Tuesday, May 12, 2009

Board of Supervisors Accepts Muni Fare Hikes

After negotiating with the Mayor's office, Supervisor David Chiu abandoned his objection to the SFMTA budget in exchange for a $10 million reduction in costs to riders, according to Stephen T. Jones. (Update: more detail from Paul Hogarth at Beyond Chron)

By a vote of 6-5 the Board voted to accept the SFMTA budget, which includes a 50¢ fare increase and a $10 increase in the cost of a Fast Pass. Chiu changed his position after SFMTA chief Nat Ford agreed to shift some of the budget pain by:
  • Paying $2.8 million less in work orders to other departments (which have their own budgets)
  • Avoiding $8.6 million in previously proposed cuts
  • $6.5 million in salary reductions
  • $1 million in new revenue from increased parking meter enforcement (after a 90 day study, naturally)
  • Delaying Fast Pass increases for youth, disabled and seniors by six months
Chiu also supposedly got some promises that Ford and the MTA would "immediately complete MOU (Memorandum Of Understanding) negotiations with the SFPD to finally explain why the MTA is giving them millions of dollars every year."

Said Chiu, according to the SF Bay Guardian,
On Friday, the mayor and I had a conversation about this budget and it was made clear to me that there wouldn't be any movement ... We needed to work this out so we could move forward on the myriad issues before us.
I can't say I completely blame Chiu for his decision.
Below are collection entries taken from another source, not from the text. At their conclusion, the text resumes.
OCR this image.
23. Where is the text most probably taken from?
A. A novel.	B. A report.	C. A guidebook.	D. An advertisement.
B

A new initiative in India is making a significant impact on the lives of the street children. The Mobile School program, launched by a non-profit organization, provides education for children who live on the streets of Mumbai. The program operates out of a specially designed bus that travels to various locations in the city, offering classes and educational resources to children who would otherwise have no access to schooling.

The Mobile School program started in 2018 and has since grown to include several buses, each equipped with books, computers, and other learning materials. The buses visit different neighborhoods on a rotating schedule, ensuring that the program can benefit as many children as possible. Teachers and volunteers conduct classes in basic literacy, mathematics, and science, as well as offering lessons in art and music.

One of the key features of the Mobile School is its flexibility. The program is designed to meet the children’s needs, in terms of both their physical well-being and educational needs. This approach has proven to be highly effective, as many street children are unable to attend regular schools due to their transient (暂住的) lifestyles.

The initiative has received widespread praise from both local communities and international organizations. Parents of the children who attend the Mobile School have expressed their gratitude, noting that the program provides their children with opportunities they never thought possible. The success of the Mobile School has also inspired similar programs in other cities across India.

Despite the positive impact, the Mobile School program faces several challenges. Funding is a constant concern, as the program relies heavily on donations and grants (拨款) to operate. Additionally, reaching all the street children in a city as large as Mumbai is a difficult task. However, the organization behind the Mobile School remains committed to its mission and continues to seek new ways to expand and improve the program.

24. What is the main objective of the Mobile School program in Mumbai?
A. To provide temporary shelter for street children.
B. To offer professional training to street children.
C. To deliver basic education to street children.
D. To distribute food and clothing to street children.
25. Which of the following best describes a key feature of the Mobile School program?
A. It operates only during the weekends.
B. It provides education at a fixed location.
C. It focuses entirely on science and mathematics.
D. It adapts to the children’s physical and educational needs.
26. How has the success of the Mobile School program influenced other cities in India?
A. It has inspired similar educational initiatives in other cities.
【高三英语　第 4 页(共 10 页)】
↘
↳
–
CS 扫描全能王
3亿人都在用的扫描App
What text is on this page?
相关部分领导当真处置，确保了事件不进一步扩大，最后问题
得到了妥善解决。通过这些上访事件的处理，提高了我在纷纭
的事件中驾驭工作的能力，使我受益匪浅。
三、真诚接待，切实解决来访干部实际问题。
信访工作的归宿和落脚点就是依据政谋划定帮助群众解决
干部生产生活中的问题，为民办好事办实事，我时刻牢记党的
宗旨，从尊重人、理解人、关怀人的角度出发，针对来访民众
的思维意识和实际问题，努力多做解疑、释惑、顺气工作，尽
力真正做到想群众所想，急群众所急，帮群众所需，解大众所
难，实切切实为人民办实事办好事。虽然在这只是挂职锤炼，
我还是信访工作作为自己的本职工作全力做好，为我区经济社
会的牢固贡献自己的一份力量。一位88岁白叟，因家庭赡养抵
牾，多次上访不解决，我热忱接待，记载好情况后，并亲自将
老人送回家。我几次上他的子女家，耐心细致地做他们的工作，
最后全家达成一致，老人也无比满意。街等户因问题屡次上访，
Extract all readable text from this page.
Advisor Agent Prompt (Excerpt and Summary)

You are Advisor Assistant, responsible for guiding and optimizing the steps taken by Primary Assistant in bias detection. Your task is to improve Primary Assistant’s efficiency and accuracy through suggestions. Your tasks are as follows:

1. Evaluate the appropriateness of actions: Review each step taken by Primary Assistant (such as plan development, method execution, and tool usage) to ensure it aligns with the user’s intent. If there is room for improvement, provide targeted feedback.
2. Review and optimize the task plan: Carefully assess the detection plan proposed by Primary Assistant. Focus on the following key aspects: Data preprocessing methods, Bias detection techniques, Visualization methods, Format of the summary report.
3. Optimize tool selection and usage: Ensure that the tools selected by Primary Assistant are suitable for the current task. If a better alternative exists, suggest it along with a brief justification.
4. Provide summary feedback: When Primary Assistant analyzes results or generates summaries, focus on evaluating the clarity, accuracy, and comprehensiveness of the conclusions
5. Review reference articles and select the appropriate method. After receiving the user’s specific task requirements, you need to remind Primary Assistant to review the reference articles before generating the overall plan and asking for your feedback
He's cultivated an image as being the adult among the members of the Board and the mayor, and facing a 6-5 vote to reject even if he stood his ground (a loser since it takes seven Supes to reject the MTA budget) He took his $10 million, called it a win and then called it a night.

But it ought to be easy to see why the millions of people who will ride Muni in the next year - and especially the hundreds of thousands who ride it every day - aren't celebrating. We may have moved $10 million dollars in the right direction, but the balance of Muni's budget deficit remains on our backs. We will be getting less from Muni this year and it will cost us more, just not as much more as it looked like a week ago.

Let Chiu's quote be a notice to the Mayor's Office, Mr. Ford and the conservative bloc of Supervisors who pushed for fare increases and rejected parking cost increases. We were willing to take it outside over this matter, and in the next year you can expect a big fight from Muni riders.

We will push for San Francisco's Transit First Charter. We will work to make private motorists pay a fair price to park on public streets and clog our roads. We will campaign for enforcement of parking and traffic laws. And we won't stop fighting until we've undone all of the sabotage you've just inflicted upon our lifeline transportation network.